Distributed-Memory Programming
Programming in the distributed-memory model requires some low-level management of data distribution and communication. The model is nodes (computing systems) connected by an interconnection network. Each node consist of processors, memory, and network. Some form of disk storage is usually available, though it is not always local to the node but could be shared among all the nodes.
In distributed-memory programming, each node runs some number of independent and identical copies of the executable. This means that if the program runs on $N$ nodes, with $M$ copies per node, the total number of processes is $N \times M$.
Since these processes do not have the ability to access any of another team member’s physical memory, they must communicate using messages. A message consists of a stream of bytes, with some form of address format to be sure the message is received at the right target at the right time.

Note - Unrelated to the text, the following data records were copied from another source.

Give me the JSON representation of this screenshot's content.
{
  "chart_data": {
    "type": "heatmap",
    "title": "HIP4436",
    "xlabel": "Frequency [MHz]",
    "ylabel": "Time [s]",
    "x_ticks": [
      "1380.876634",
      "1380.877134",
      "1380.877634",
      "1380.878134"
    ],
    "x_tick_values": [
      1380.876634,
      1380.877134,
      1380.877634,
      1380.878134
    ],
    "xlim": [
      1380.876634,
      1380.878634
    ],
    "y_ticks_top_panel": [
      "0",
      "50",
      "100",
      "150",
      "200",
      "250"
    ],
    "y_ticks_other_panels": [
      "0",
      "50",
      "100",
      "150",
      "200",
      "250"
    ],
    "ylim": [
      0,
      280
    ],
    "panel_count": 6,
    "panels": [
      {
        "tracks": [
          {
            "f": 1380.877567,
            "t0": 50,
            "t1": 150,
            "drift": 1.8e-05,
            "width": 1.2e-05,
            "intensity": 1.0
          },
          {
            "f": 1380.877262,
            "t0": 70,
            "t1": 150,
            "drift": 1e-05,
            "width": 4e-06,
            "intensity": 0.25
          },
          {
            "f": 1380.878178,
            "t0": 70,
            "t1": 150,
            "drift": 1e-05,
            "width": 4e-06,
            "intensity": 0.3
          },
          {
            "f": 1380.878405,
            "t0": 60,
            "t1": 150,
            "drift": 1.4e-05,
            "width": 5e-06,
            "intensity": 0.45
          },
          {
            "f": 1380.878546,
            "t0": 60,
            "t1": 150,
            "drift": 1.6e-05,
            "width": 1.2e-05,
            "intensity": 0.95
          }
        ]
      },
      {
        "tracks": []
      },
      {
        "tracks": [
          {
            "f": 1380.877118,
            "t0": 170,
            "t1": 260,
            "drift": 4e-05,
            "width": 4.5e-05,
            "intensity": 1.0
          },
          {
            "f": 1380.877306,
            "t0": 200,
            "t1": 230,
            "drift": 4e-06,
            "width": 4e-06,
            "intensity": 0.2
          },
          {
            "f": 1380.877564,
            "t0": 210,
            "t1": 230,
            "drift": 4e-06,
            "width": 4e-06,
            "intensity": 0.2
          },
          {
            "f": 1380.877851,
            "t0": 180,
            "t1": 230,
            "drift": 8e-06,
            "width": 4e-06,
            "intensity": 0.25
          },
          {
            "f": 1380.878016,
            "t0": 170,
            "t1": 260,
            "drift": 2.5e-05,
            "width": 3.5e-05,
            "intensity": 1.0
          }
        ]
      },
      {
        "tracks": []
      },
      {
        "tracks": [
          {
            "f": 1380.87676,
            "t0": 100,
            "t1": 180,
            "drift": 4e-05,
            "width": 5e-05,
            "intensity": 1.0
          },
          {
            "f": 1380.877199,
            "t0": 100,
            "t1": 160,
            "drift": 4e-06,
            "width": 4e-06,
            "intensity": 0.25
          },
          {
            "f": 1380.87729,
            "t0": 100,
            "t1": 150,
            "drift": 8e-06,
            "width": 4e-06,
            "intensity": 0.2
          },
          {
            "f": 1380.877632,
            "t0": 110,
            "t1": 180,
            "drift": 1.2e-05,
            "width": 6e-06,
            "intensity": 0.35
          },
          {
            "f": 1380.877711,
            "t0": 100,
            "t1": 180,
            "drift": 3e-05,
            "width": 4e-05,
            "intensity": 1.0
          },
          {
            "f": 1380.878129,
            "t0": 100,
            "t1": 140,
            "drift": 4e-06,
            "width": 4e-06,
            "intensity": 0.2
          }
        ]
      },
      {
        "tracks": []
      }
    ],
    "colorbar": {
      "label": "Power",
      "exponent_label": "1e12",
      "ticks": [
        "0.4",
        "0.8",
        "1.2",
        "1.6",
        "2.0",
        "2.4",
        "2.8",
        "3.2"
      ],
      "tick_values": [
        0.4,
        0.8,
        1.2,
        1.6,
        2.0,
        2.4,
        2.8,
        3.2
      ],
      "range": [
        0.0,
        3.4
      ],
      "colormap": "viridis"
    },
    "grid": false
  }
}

Communication by messages means that a byte stream is transmitted from Process $M_i$, the sender, to Process $M_j$, the receiver. The message “address” could be formed from information including
- IP address and port pairs
- Logical task number
- Process ID
The software that implements message passing is usually implemented as a library. Programmers use the application programming interface (API) to manage interprocess communication. Most libraries will use internal networks among processes running on the same node, but must use the external interconnection network for internode communications. Therefore, network bandwidth and especially latency are important for distributed parallel computing.
Partitioning
Partitioning refers to dividing computation and data into pieces or chunks. There are basically two ways to split up the workload.
Domain decomposition
Domain decomposition divides the data into chunks. Typically these data are represent in some array-like form, though other data structures are possible. The portion of the data known only to a particular process is often said to be local to that process. Data that is known to all processes is global. The programmer must then determine how to associate computations with the local data for each process.
Functional decomposition
In functional or task decomposition, the tasks performed by the computation is divided among the processes.
Partitioning Checklist
In distributed-memory programming, it is particularly important to maximize the computation to communication ratio, due to communication overhead. The programmer should also minimize redundant computations and redundant data storage. As an example of avoiding redundant data, generally a program should not simply declare a large number of global arrays and then have each process determine which subset to use. This usually wastes memory and may also make the program infeasible, since each process will consume a large amount of memory. The programmer must determine how to distribute the data to each local array.
In addition, the quantity of work on each process should be roughly the same size (load balancing). The number of tasks is generally an increasing function of problem size so tasks and/or their data should be divided equally among the processes.
Communication
The programmer must determine the values to be passed among the tasks. Only the necessary data should be communicated. The type of communication may be local, in which the task needs values from a small number of other processes, or global, where a significant number of processes contribute data to perform a computation
The goal is to balance communication operations among tasks, and to keep communications as local as possible.
Agglomeration
We prefer to group tasks into larger tasks. Here the goals are to improve performance, maintain scalability of the program, and simplify programming.
Due to overhead, it is better to send fewer, larger messages than more, smaller messages. In MPI programming, in particular, the goal is often to create one agglomerated task per processor.
Mapping
Mapping is the process of assigning tasks to processes or threads. For threading (SMP), the mapping done by operating system. In a distributed memory system, the user chooses how many processes, how many nodes, and how many cores per node. These choices can affect performance.
Mapping has the often conflicting goals of maximizing processor utilization and minimizing interprocess communication. Optimal mapping is probably unsolvable in general, so the programmer must use heuristics and approximations. Frequently, determining the best mapping requires experimentation (scaling studies).